Where This Case Comes From
This is all speculation, but in the short run, this case almost certainly originated with FINRA. I’m not a betting man, but I would bet $100 that FINRA staff reviewed the trading in RIM before its stock price dropped 7% in April 2013 to see who might have profited or avoided losses from the drop. Perhaps finding none who did so illicitly, FINRA then referred the case to the SEC, anyway. The U.S. Attorney’s Office’s press release notes the “valuable assistance” given by the SEC, so I’m pretty sure the Commission was at least a way station for this matter. The SEC may have been stuck, too, without any people who traded RIM based on material, nonpublic information. But it may have led the SEC staff to wonder aloud who could redress this leak of the Detwiler information. Enter Carmen Ortiz’s office.

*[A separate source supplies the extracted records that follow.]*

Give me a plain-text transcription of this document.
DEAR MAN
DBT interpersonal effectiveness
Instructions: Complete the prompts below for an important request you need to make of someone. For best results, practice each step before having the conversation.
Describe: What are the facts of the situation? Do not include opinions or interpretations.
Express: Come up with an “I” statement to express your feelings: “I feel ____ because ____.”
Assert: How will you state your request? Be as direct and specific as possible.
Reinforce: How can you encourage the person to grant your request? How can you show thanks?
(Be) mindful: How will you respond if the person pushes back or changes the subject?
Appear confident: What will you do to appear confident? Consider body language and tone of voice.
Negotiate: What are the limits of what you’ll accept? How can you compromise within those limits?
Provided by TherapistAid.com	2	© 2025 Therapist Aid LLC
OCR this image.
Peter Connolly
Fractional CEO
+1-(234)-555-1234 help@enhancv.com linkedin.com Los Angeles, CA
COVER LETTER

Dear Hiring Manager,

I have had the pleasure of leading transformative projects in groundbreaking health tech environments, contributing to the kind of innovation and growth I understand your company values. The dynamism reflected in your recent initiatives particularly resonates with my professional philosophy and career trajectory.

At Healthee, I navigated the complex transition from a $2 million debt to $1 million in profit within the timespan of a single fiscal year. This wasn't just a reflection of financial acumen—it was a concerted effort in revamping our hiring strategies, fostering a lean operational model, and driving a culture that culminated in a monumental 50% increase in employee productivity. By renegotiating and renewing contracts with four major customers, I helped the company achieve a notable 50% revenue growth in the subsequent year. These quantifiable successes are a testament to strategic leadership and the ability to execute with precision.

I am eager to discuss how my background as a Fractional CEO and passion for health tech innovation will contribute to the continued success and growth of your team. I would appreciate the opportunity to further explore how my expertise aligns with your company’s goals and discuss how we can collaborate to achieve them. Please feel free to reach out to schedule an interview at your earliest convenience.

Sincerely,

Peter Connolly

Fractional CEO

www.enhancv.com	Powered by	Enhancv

Thinking more broadly, the Dunham case is not completely without precedent. In 2010, the U.S. Attorney’s Office for the Southern District of New York charged three public company employees with substantive wire fraud counts and single counts of wire fraud conspiracy and securities fraud conspiracy, but no substantive securities fraud charges. The “Shimoon” criminal complaint alleged that each employee revealed corporate financial data to outside analysts and intentionally violated corporate policy prohibiting such disclosure. An AMD employee allegedly provided “revenue numbers, average sales prices, unit sales for different product lines, gross margin figures, and revenue forecasts for AMD.” A Flextronics employee allegedly provided quarterly actual and forecast sales for Apple iPhones and iPods. But the complaint did not accuse the defendants of illicit securities trading. Sound familiar? The defendants eventually pled guilty.
Where Are We Now?
So where are we now? Defcon 3? The Shimoon case didn’t spawn a long list of imitators. So maybe this James Dunham case is, statistically speaking, another outlier that won’t have a large effect on analysts seeking to bolster their research with hard numbers from supply chains. On the other hand, the FBI agent who investigated the Dunham case and signed the affidavit comprising the bulk of the complaint is David Makol, the same agent profiled here by the Wall Street Journal as “The FBI Agent Who ‘Flips’ Insider Trading Witnesses.” He’s been around this block before (and is now back at the SEC, where he started his career). And check out this quote from Ortiz: “Sometimes business secrets are sold for use in insider trading; sometimes they are used for other improper purposes. But the sale of confidential business information by corporate insiders – in violation of their duties to employers, business partners, customers, and shareholders – is always wrong and illegal.” That sounds like somebody who’s ready to file some more cases. If you’re in her jurisdiction, watch out.
 A good summary and analysis of the complaint can be found at David Siegal, Charging Expert Network Participants With Wire Fraud, New York Law Journal (Apr. 29, 2011).
 By the way, have you seen War Games recently? If not, please watch this clip. In it, General Beringer assesses the apparent nuclear threat, calmly plugs in some Red Man chewing tobacco, and orders the nation’s defense risk alert to be raised from Defcon 4 to Defcon 3. Bear in mind, as far as he knew at that point, Soviet nuclear missiles were in the air and 11 minutes from hitting targets in the United States. What would have gotten him to Defcon 2? A more serious danger? Don’t try to bluff General Beringer.